A two-party system should steer between two rocks that might rip through its hull.
Against this, differences between the 2 parties were harder to discern within the late nineteenth century, at the least after the Republicans abandoned any aggressive push for civil rights (tariffs and the gold standard became big campaign issues as an alternative). When each parties in a two-party system fail to reply to popular demands for change, politics can look like a mere battle for patronage jobs and voters can lose interest in elections.
This is clearly not what is occurring in the USA now. As a substitute, we’re scraping the other rock, with two parties which can be so polarized and antagonistic that many citizens feel that neither one can represent their views. In an ideal political world, each the Democratic and Republican parties could be attempting to expand their bases, but as an alternative they’re locked in a battle between two halves of the country, with elections decided by fear of the opposite fairly than by debate and rational argument. The closeness of this battle signifies that control of the White House and Congress steadily goes forwards and backwards between parties with radically different policies and priorities, making it inconceivable for the nation to enact long-term plans to handle climate change, immigration, health care, economic development and other challenges.
As Annie Lowery wrote within the Atlantic on Election Day, “Our coin-toss elections will not be the results of having two parties competing for an engaged and persuadable electorate. They’re at the least partly a product of our political stasis and extreme polarization. They mean that when either party wins, it does so without much of a mandate. In addition they mean that neither party is ever forced to regroup and reform after a humiliating defeat.”

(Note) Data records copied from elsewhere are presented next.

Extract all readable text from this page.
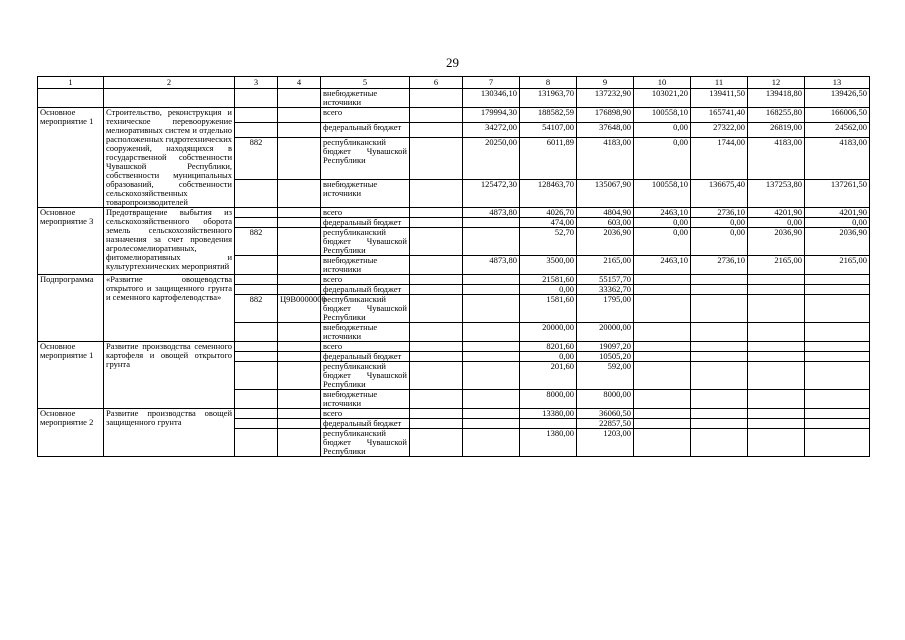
29
1	2	3	4	5	6	7	8	9	10	11	12	13
				внебюджетные источники		130346,10	131963,70	137232,90	103021,20	139411,50	139418,80	139426,50
Основное мероприятие 1	Строительство, реконструкция и техническое перевооружение мелиоративных систем и отдельно расположенных гидротехнических сооружений, находящихся в государственной собственности Чувашской Республики, собственности муниципальных образований, собственности сельскохозяйственных товаропроизводителей			всего		179994,30	188582,59	176898,90	100558,10	165741,40	168255,80	166006,50
				федеральный бюджет		34272,00	54107,00	37648,00	0,00	27322,00	26819,00	24562,00
		882		республиканский бюджет Чувашской Республики		20250,00	6011,89	4183,00	0,00	1744,00	4183,00	4183,00
				внебюджетные источники		125472,30	128463,70	135067,90	100558,10	136675,40	137253,80	137261,50
Основное мероприятие 3	Предотвращение выбытия из сельскохозяйственного оборота земель сельскохозяйственного назначения за счет проведения агролесомелиоративных, фитомелиоративных и культуртехнических мероприятий			всего		4873,80	4026,70	4804,90	2463,10	2736,10	4201,90	4201,90
				федеральный бюджет			474,00	603,00	0,00	0,00	0,00	0,00
		882		республиканский бюджет Чувашской Республики			52,70	2036,90	0,00	0,00	2036,90	2036,90
				внебюджетные источники		4873,80	3500,00	2165,00	2463,10	2736,10	2165,00	2165,00
Подпрограмма	«Развитие овощеводства открытого и защищенного грунта и семенного картофелеводства»			всего			21581,60	55157,70				
				федеральный бюджет			0,00	33362,70				
		882	Ц9В0000000	республиканский бюджет Чувашской Республики			1581,60	1795,00				
				внебюджетные источники			20000,00	20000,00				
Основное мероприятие 1	Развитие производства семенного картофеля и овощей открытого грунта			всего			8201,60	19097,20				
				федеральный бюджет			0,00	10505,20				
				республиканский бюджет Чувашской Республики			201,60	592,00				
				внебюджетные источники			8000,00	8000,00				
Основное мероприятие 2	Развитие производства овощей защищенного грунта			всего			13380,00	36060,50				
				федеральный бюджет				22857,50				
				республиканский бюджет Чувашской Республики			1380,00	1203,00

For the past few years, the Democrats have been vainly hoping to inflict a humiliating defeat on the Trump-led Republican Party, accurately mentioning that Mr. Trump has shattered small-d democratic norms, has encouraged cruelty and mendacity in political discourse, and has threatened our system of presidency by telling his supporters not to just accept valid election results. But “you might have no alternative but to vote for us with a purpose to save your right to vote for whoever you would like” is just too contradictory a message to actually work. (Andrew Sullivan recently called it “electoral blackmail” by a celebration that has “made heroic efforts to affront and insult working-class voters.”)
In a multiparty system, an alliance of parties across the ideological spectrum might have the option to win a convincing majority against one party that threatens democratic norms or advocates authoritarianism. But in the USA, there is no such thing as a strategy to oppose one party without lending support to the candidates and policies of the one other party. A broader and more ideologically diverse Democratic Party could theoretically do that, but without delay too many Democrats would favor a narrow win driven by its left wing—even when such a narrow win would also keep Trumpism alive.
There is no such thing as a quick or easy strategy to fix our two-party system, but until we do, we may face more stalemate elections for years, or a long time, to return.